In spite of manager Jackie McNamara’s best efforts, The Minstermen were relegated from League Two last season, having accrued just 34 points from 46 games which saw them rooted to the foot of the fourth division of English football.
But Jack, who was named the 2015 Northern Premier League Premier Division Defender of the Year with Ashton United, is unequivocal in his determination to see his new team back in the Football League.
“I want to win promotion this year,” he said. “I want to be a Football League player. Best-case, in two years time, I could be a League One player.
“I’m not going there to sit on the bench. I’ve got the number five shirt, You don’t learn any thing from sitting on the bench. Playing for York, I’m going to be playing for a team that everybody wants to beat.”
The future bodes well for Jack, who has completed two triathlons in the past two years - one for Cancer Research UK, and the other in memory of his mother, Lynn, who died earlier this year - and who is certainly one for taking advice on board.
When at Ashton, his manager told him he needed to add goals to his game. Last season, the grizzled centre-half was top scorer at Stalybridge, the club at which Paul Scholes’ children play, with 13 goals in 50 games.
But, despite such Steve Bruce-esque statistics, Jack is first and foremost a defender.
“I’m not someone who’s going to dribble out with the ball like a John Stones type,” he said. “I’m much more of the John Terry ilk. I have always been a leader - I’ve captained most of the teams I’ve played for.”
Salford City, the club of which Scholes is a part-owner, have registered interest in Jack in the past, given that at the heart of the defender’s game is a core of steely dedication to his trade.
“You’ve just got to keep doing things right off the pitch,” he said.
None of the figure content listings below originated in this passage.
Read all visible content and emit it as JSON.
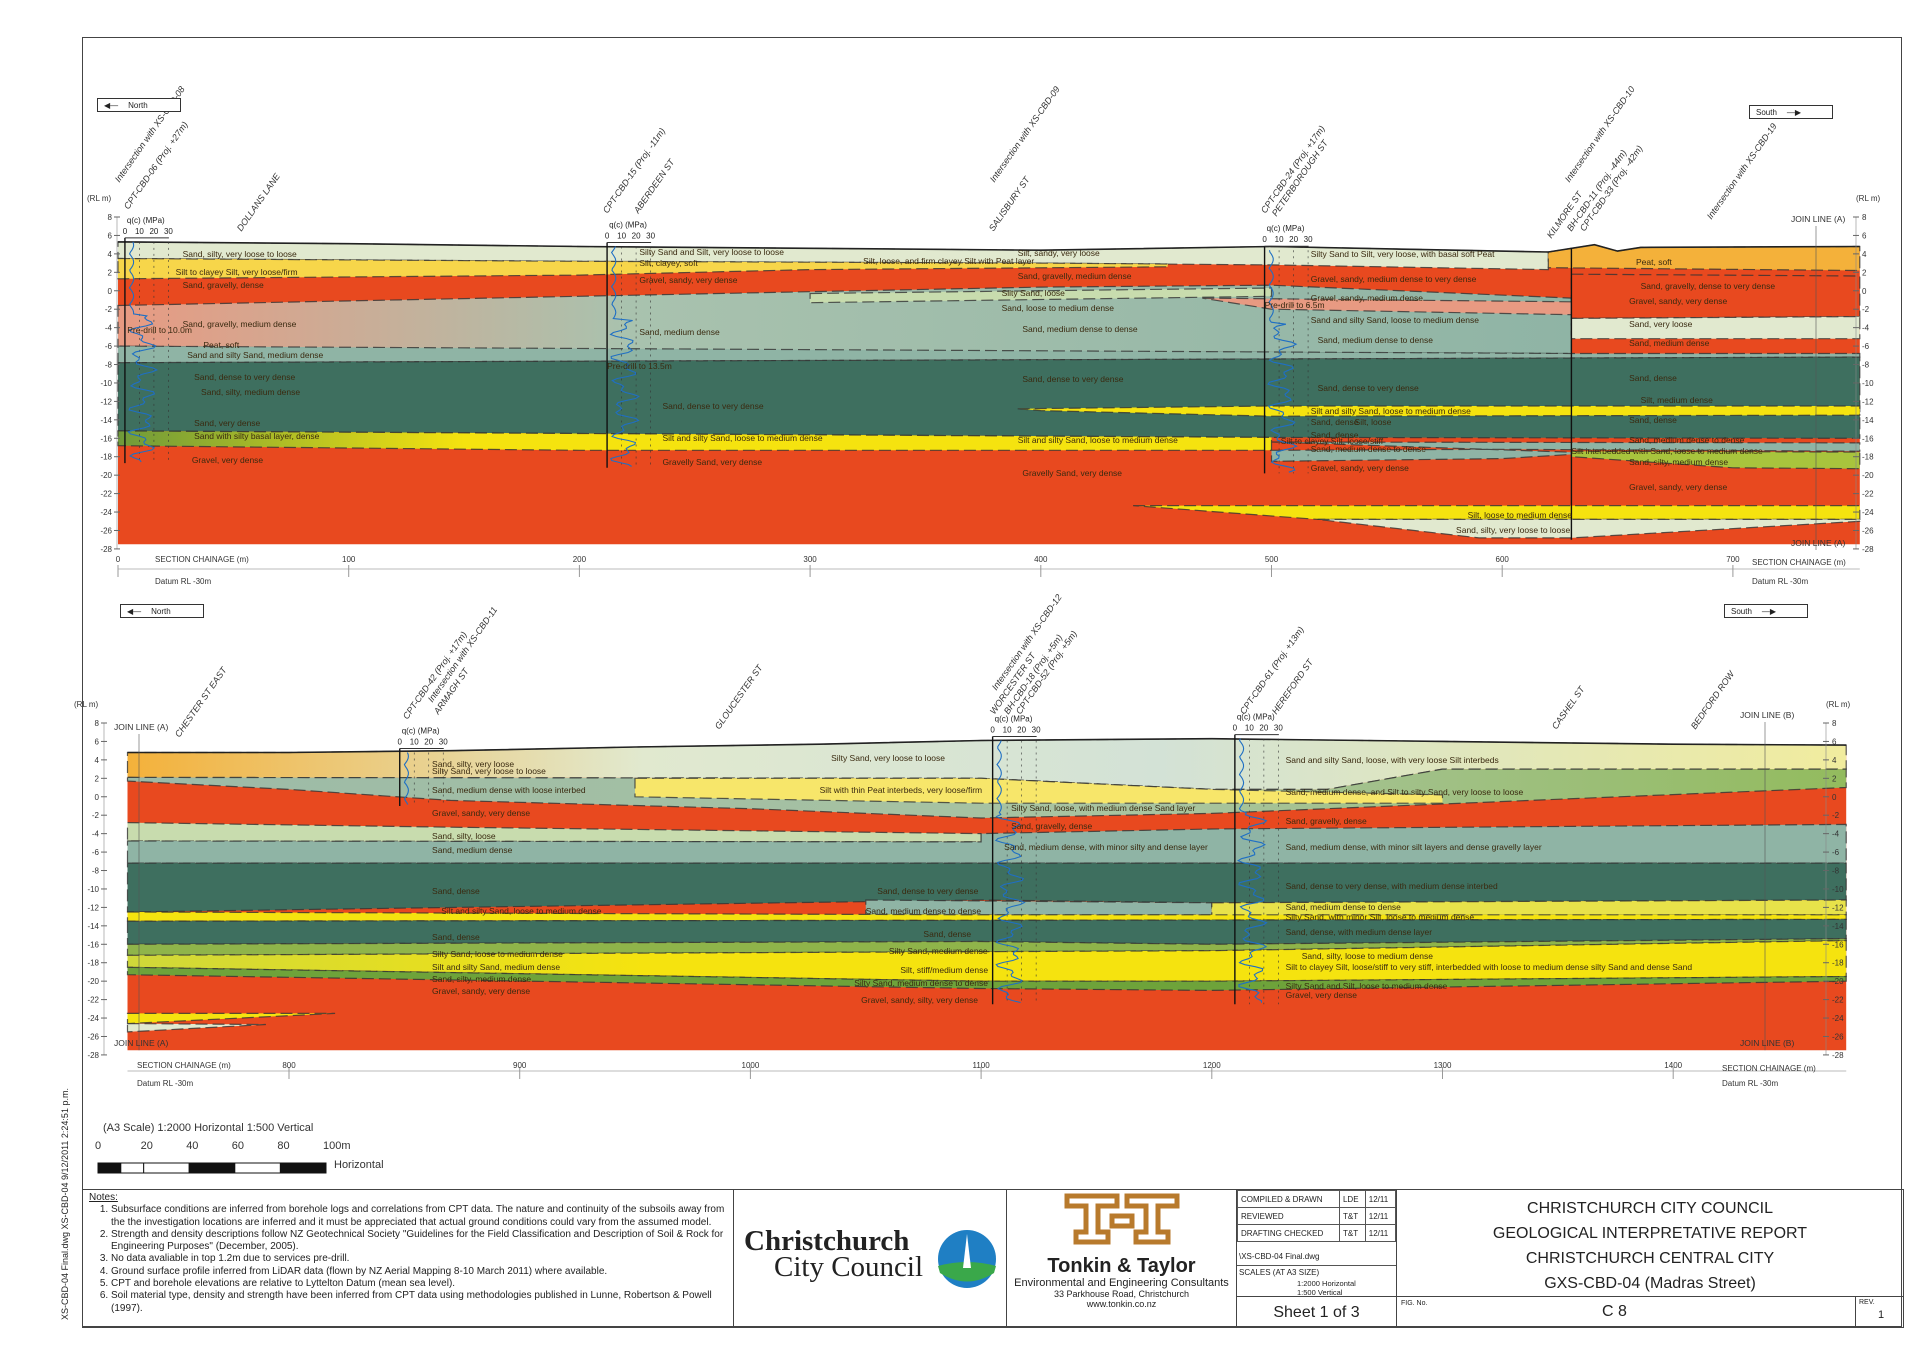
{
  "drawing_file_stamp": "XS-CBD-04 Final.dwg XS-CBD-04 9/12/2011 2:24:51 p.m.",
  "colors": {
    "gravel": "#e8491f",
    "pale_sand": "#e1e9cf",
    "peat": "#f4b13a",
    "silt_yellow": "#f5e30f",
    "silt_light": "#f7d64a",
    "teal_medium": "#8fb4a5",
    "teal_dense": "#3e6f5f",
    "green": "#8fb44a",
    "cpt_trace": "#1f6fc4"
  },
  "direction": {
    "north": "North",
    "south": "South"
  },
  "axis": {
    "rl_label": "(RL m)",
    "rl_ticks": [
      "8",
      "6",
      "4",
      "2",
      "0",
      "-2",
      "-4",
      "-6",
      "-8",
      "-10",
      "-12",
      "-14",
      "-16",
      "-18",
      "-20",
      "-22",
      "-24",
      "-26",
      "-28"
    ],
    "chainage_label": "SECTION CHAINAGE (m)",
    "datum": "Datum RL -30m",
    "qc_label": "q(c) (MPa)",
    "qc_ticks": [
      "0",
      "10",
      "20",
      "30"
    ]
  },
  "sections": [
    {
      "chainage_ticks": [
        "0",
        "100",
        "200",
        "300",
        "400",
        "500",
        "600",
        "700"
      ],
      "annotations": [
        "Intersection with XS-CBD-08",
        "CPT-CBD-06 (Proj. +27m)",
        "DOLLANS LANE",
        "CPT-CBD-15 (Proj. -11m)",
        "ABERDEEN ST",
        "Intersection with XS-CBD-09",
        "SALISBURY ST",
        "CPT-CBD-24 (Proj. +17m)",
        "PETERBOROUGH ST",
        "Intersection with XS-CBD-10",
        "KILMORE ST",
        "BH-CBD-11 (Proj. -44m)",
        "CPT-CBD-33 (Proj. -42m)",
        "Intersection with XS-CBD-19"
      ],
      "join_lines": [
        "JOIN LINE (A)",
        "JOIN LINE (A)"
      ],
      "labels": [
        "Sand, silty, very loose to loose",
        "Silt to clayey Silt, very loose/firm",
        "Sand, gravelly, dense",
        "Sand, gravelly, medium dense",
        "Pre-drill to 10.0m",
        "Peat, soft",
        "Sand and silty Sand, medium dense",
        "Sand, dense to very dense",
        "Sand, silty, medium dense",
        "Sand, very dense",
        "Sand with silty basal layer, dense",
        "Gravel, very dense",
        "Silty Sand and Silt, very loose to loose",
        "Silt, clayey, soft",
        "Silt, loose, and firm clayey Silt with Peat layer",
        "Gravel, sandy, very dense",
        "Sand, medium dense",
        "Pre-drill to 13.5m",
        "Sand, dense to very dense",
        "Silt and silty Sand, loose to medium dense",
        "Gravelly Sand, very dense",
        "Silt, sandy, very loose",
        "Sand, gravelly, medium dense",
        "Silty Sand, loose",
        "Sand, loose to medium dense",
        "Sand, medium dense to dense",
        "Sand, dense to very dense",
        "Silt and silty Sand, loose to medium dense",
        "Gravelly Sand, very dense",
        "Silty Sand to Silt, very loose, with basal soft Peat",
        "Gravel, sandy, medium dense to very dense",
        "Pre-drill to 6.5m",
        "Gravel, sandy, medium dense",
        "Sand and silty Sand, loose to medium dense",
        "Sand, medium dense to dense",
        "Sand, dense to very dense",
        "Silt and silty Sand, loose to medium dense",
        "Sand, dense",
        "Silt, loose",
        "Sand, dense",
        "Silt to clayey Silt, loose/stiff",
        "Sand, medium dense to dense",
        "Gravel, sandy, very dense",
        "Peat, soft",
        "Sand, gravelly, dense to very dense",
        "Gravel, sandy, very dense",
        "Sand, very loose",
        "Sand, medium dense",
        "Sand, dense",
        "Silt, medium dense",
        "Sand, dense",
        "Sand, medium dense to dense",
        "Silt interbedded with Sand, loose to medium dense",
        "Sand, silty, medium dense",
        "Gravel, sandy, very dense",
        "Silt, loose to medium dense",
        "Sand, silty, very loose to loose"
      ]
    },
    {
      "chainage_ticks": [
        "800",
        "900",
        "1000",
        "1100",
        "1200",
        "1300",
        "1400"
      ],
      "annotations": [
        "CHESTER ST EAST",
        "CPT-CBD-42 (Proj. +17m)",
        "Intersection with XS-CBD-11",
        "ARMAGH ST",
        "GLOUCESTER ST",
        "Intersection with XS-CBD-12",
        "WORCESTER ST",
        "BH-CBD-18 (Proj. +5m)",
        "CPT-CBD-52 (Proj. +5m)",
        "CPT-CBD-61 (Proj. +13m)",
        "HEREFORD ST",
        "CASHEL ST",
        "BEDFORD ROW"
      ],
      "join_lines": [
        "JOIN LINE (A)",
        "JOIN LINE (B)",
        "JOIN LINE (A)",
        "JOIN LINE (B)"
      ],
      "labels": [
        "Sand, silty, very loose",
        "Silty Sand, very loose to loose",
        "Sand, medium dense with loose interbed",
        "Silt with thin Peat interbeds, very loose/firm",
        "Silty Sand, very loose to loose",
        "Gravel, sandy, very dense",
        "Sand, silty, loose",
        "Sand, medium dense",
        "Sand, dense",
        "Silt and silty Sand, loose to medium dense",
        "Sand, dense",
        "Silty Sand, loose to medium dense",
        "Silt and silty Sand, medium dense",
        "Sand, silty, medium dense",
        "Gravel, sandy, very dense",
        "Sand, dense to very dense",
        "Sand, medium dense to dense",
        "Sand, dense",
        "Silty Sand, medium dense",
        "Silt, stiff/medium dense",
        "Silty Sand, medium dense to dense",
        "Gravel, sandy, silty, very dense",
        "Silty Sand, loose, with medium dense Sand layer",
        "Sand, gravelly, dense",
        "Sand, medium dense, with minor silty and dense layer",
        "Sand and silty Sand, loose, with very loose Silt interbeds",
        "Sand, medium dense, and Silt to silty Sand, very loose to loose",
        "Sand, gravelly, dense",
        "Sand, medium dense, with minor silt layers and dense gravelly layer",
        "Sand, dense to very dense, with medium dense interbed",
        "Sand, medium dense to dense",
        "Silty Sand, with minor Silt, loose to medium dense",
        "Sand, dense, with medium dense layer",
        "Sand, silty, loose to medium dense",
        "Silt to clayey Silt, loose/stiff to very stiff, interbedded with loose to medium dense silty Sand and dense Sand",
        "Silty Sand and Silt, loose to medium dense",
        "Gravel, very dense"
      ]
    }
  ],
  "scale": {
    "title": "(A3 Scale)   1:2000 Horizontal   1:500 Vertical",
    "ticks": [
      "0",
      "20",
      "40",
      "60",
      "80",
      "100m"
    ],
    "label": "Horizontal"
  },
  "notes": {
    "heading": "Notes:",
    "items": [
      "Subsurface conditions are inferred from borehole logs and correlations from CPT data. The nature and continuity of the subsoils away from the the investigation locations are inferred and it must be appreciated that actual ground conditions could vary from the assumed model.",
      "Strength and density descriptions follow NZ Geotechnical Society \"Guidelines for the Field Classification and Description of Soil & Rock for Engineering Purposes\" (December, 2005).",
      "No data avaliable in top 1.2m due to services pre-drill.",
      "Ground surface profile inferred from LiDAR data (flown by NZ Aerial Mapping 8-10 March 2011) where available.",
      "CPT and borehole elevations are relative to Lyttelton Datum (mean sea level).",
      "Soil material type, density and strength have been inferred from CPT data using methodologies published in Lunne, Robertson & Powell (1997)."
    ]
  },
  "council": {
    "line1": "Christchurch",
    "line2": "City Council"
  },
  "consultant": {
    "logo": "T+T",
    "name": "Tonkin & Taylor",
    "tagline": "Environmental and Engineering Consultants",
    "address": "33 Parkhouse Road, Christchurch",
    "web": "www.tonkin.co.nz"
  },
  "signoff": [
    {
      "role": "COMPILED & DRAWN",
      "by": "LDE",
      "date": "12/11"
    },
    {
      "role": "REVIEWED",
      "by": "T&T",
      "date": "12/11"
    },
    {
      "role": "DRAFTING CHECKED",
      "by": "T&T",
      "date": "12/11"
    }
  ],
  "file": "\\XS-CBD-04 Final.dwg",
  "scales": {
    "heading": "SCALES (AT A3 SIZE)",
    "h": "1:2000 Horizontal",
    "v": "1:500  Vertical"
  },
  "sheet": "Sheet 1 of 3",
  "title": {
    "client": "CHRISTCHURCH CITY COUNCIL",
    "report": "GEOLOGICAL INTERPRETATIVE REPORT",
    "area": "CHRISTCHURCH CENTRAL CITY",
    "section": "GXS-CBD-04 (Madras Street)"
  },
  "fig": {
    "label": "FIG. No.",
    "value": "C 8"
  },
  "rev": {
    "label": "REV.",
    "value": "1"
  }
}
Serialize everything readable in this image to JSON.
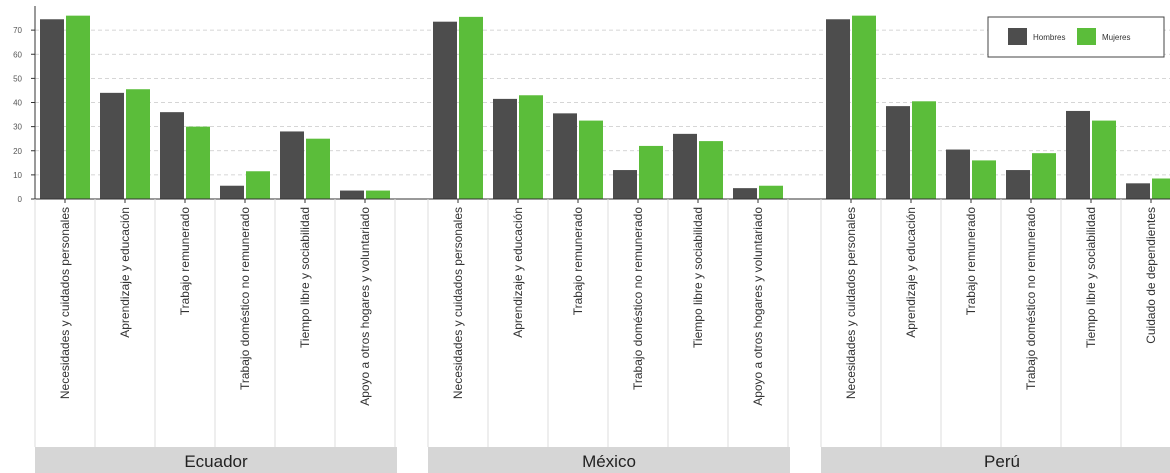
{
  "chart_data": {
    "type": "bar",
    "title": "",
    "xlabel": "",
    "ylabel": "",
    "ylim": [
      0,
      80
    ],
    "yticks": [
      0,
      10,
      20,
      30,
      40,
      50,
      60,
      70
    ],
    "grid": true,
    "legend_position": "top-right",
    "series_names": [
      "Hombres",
      "Mujeres"
    ],
    "colors": {
      "Hombres": "#4d4d4d",
      "Mujeres": "#5bbd3a",
      "strip": "#d6d6d6"
    },
    "panels": [
      {
        "name": "Ecuador",
        "categories": [
          "Necesidades y cuidados personales",
          "Aprendizaje y educación",
          "Trabajo remunerado",
          "Trabajo doméstico no remunerado",
          "Tiempo libre y sociabilidad",
          "Apoyo a otros hogares y voluntariado"
        ],
        "series": [
          {
            "name": "Hombres",
            "values": [
              74.5,
              44,
              36,
              5.5,
              28,
              3.5
            ]
          },
          {
            "name": "Mujeres",
            "values": [
              76,
              45.5,
              30,
              11.5,
              25,
              3.5
            ]
          }
        ]
      },
      {
        "name": "México",
        "categories": [
          "Necesidades y cuidados personales",
          "Aprendizaje y educación",
          "Trabajo remunerado",
          "Trabajo doméstico no remunerado",
          "Tiempo libre y sociabilidad",
          "Apoyo a otros hogares y voluntariado"
        ],
        "series": [
          {
            "name": "Hombres",
            "values": [
              73.5,
              41.5,
              35.5,
              12,
              27,
              4.5
            ]
          },
          {
            "name": "Mujeres",
            "values": [
              75.5,
              43,
              32.5,
              22,
              24,
              5.5
            ]
          }
        ]
      },
      {
        "name": "Perú",
        "categories": [
          "Necesidades y cuidados personales",
          "Aprendizaje y educación",
          "Trabajo remunerado",
          "Trabajo doméstico no remunerado",
          "Tiempo libre y sociabilidad",
          "Cuidado de dependientes"
        ],
        "series": [
          {
            "name": "Hombres",
            "values": [
              74.5,
              38.5,
              20.5,
              12,
              36.5,
              6.5
            ]
          },
          {
            "name": "Mujeres",
            "values": [
              76,
              40.5,
              16,
              19,
              32.5,
              8.5
            ]
          }
        ]
      }
    ]
  }
}
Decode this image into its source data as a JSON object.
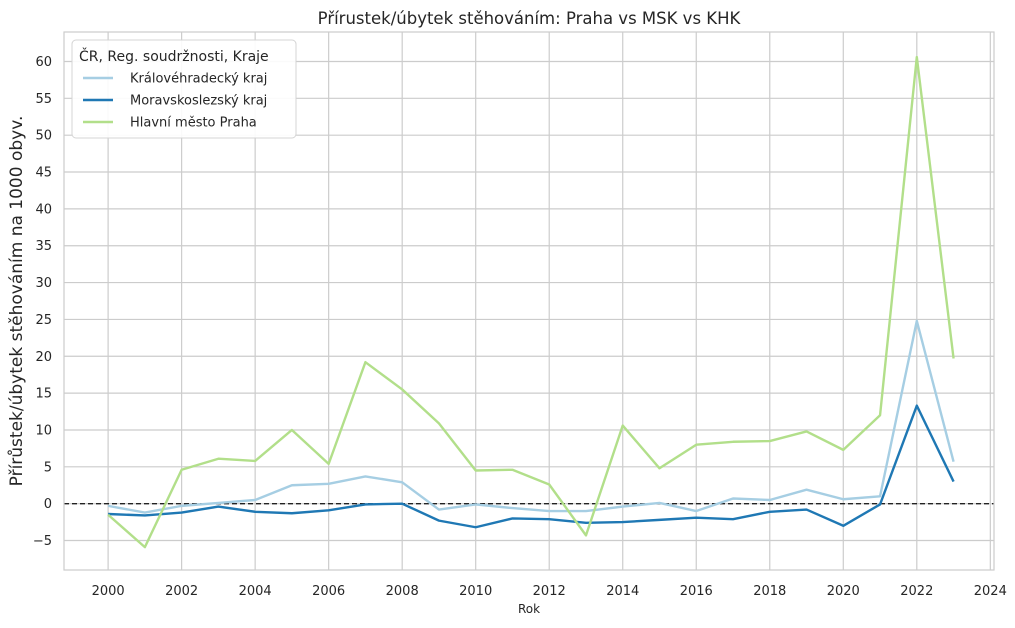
{
  "chart_data": {
    "type": "line",
    "title": "Přírustek/úbytek stěhováním: Praha vs MSK vs KHK",
    "xlabel": "Rok",
    "ylabel": "Přírůstek/úbytek stěhováním na 1000 obyv.",
    "xlim": [
      1998.8,
      2024.1
    ],
    "ylim": [
      -9,
      64
    ],
    "x_ticks": [
      2000,
      2002,
      2004,
      2006,
      2008,
      2010,
      2012,
      2014,
      2016,
      2018,
      2020,
      2022,
      2024
    ],
    "y_ticks": [
      -5,
      0,
      5,
      10,
      15,
      20,
      25,
      30,
      35,
      40,
      45,
      50,
      55,
      60
    ],
    "grid": true,
    "reference_line": {
      "y": 0,
      "style": "dashed",
      "color": "#222222"
    },
    "legend": {
      "title": "ČR, Reg. soudržnosti, Kraje",
      "placement": "top-left"
    },
    "x": [
      2000,
      2001,
      2002,
      2003,
      2004,
      2005,
      2006,
      2007,
      2008,
      2009,
      2010,
      2011,
      2012,
      2013,
      2014,
      2015,
      2016,
      2017,
      2018,
      2019,
      2020,
      2021,
      2022,
      2023
    ],
    "series": [
      {
        "name": "Královéhradecký kraj",
        "color": "#a6cee3",
        "values": [
          -0.3,
          -1.2,
          -0.3,
          0.1,
          0.5,
          2.5,
          2.7,
          3.7,
          2.9,
          -0.8,
          -0.1,
          -0.6,
          -1.0,
          -1.0,
          -0.4,
          0.1,
          -1.0,
          0.7,
          0.5,
          1.9,
          0.6,
          1.0,
          24.8,
          5.7
        ]
      },
      {
        "name": "Moravskoslezský kraj",
        "color": "#1f78b4",
        "values": [
          -1.4,
          -1.6,
          -1.2,
          -0.4,
          -1.1,
          -1.3,
          -0.9,
          -0.1,
          0.0,
          -2.3,
          -3.2,
          -2.0,
          -2.1,
          -2.6,
          -2.5,
          -2.2,
          -1.9,
          -2.1,
          -1.1,
          -0.8,
          -3.0,
          -0.1,
          13.3,
          3.0
        ]
      },
      {
        "name": "Hlavní město Praha",
        "color": "#b2df8a",
        "values": [
          -1.5,
          -5.9,
          4.6,
          6.1,
          5.8,
          10.0,
          5.4,
          19.2,
          15.5,
          10.9,
          4.5,
          4.6,
          2.6,
          -4.3,
          10.6,
          4.8,
          8.0,
          8.4,
          8.5,
          9.8,
          7.3,
          12.0,
          60.6,
          19.7
        ]
      }
    ]
  }
}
“There’s a big problem around Burnley - a lot of lads I know will go out on a Friday night when they’ve got a game on the Saturday. I’ve never done that.”
And such application has rubbed off into his work at Colne Park Primary School.
Jack has enjoyed his time there massively, but with a career in the game he loves beckoning, one has to forgive him a pause and a wry smile when asked whether he’ll miss teaching.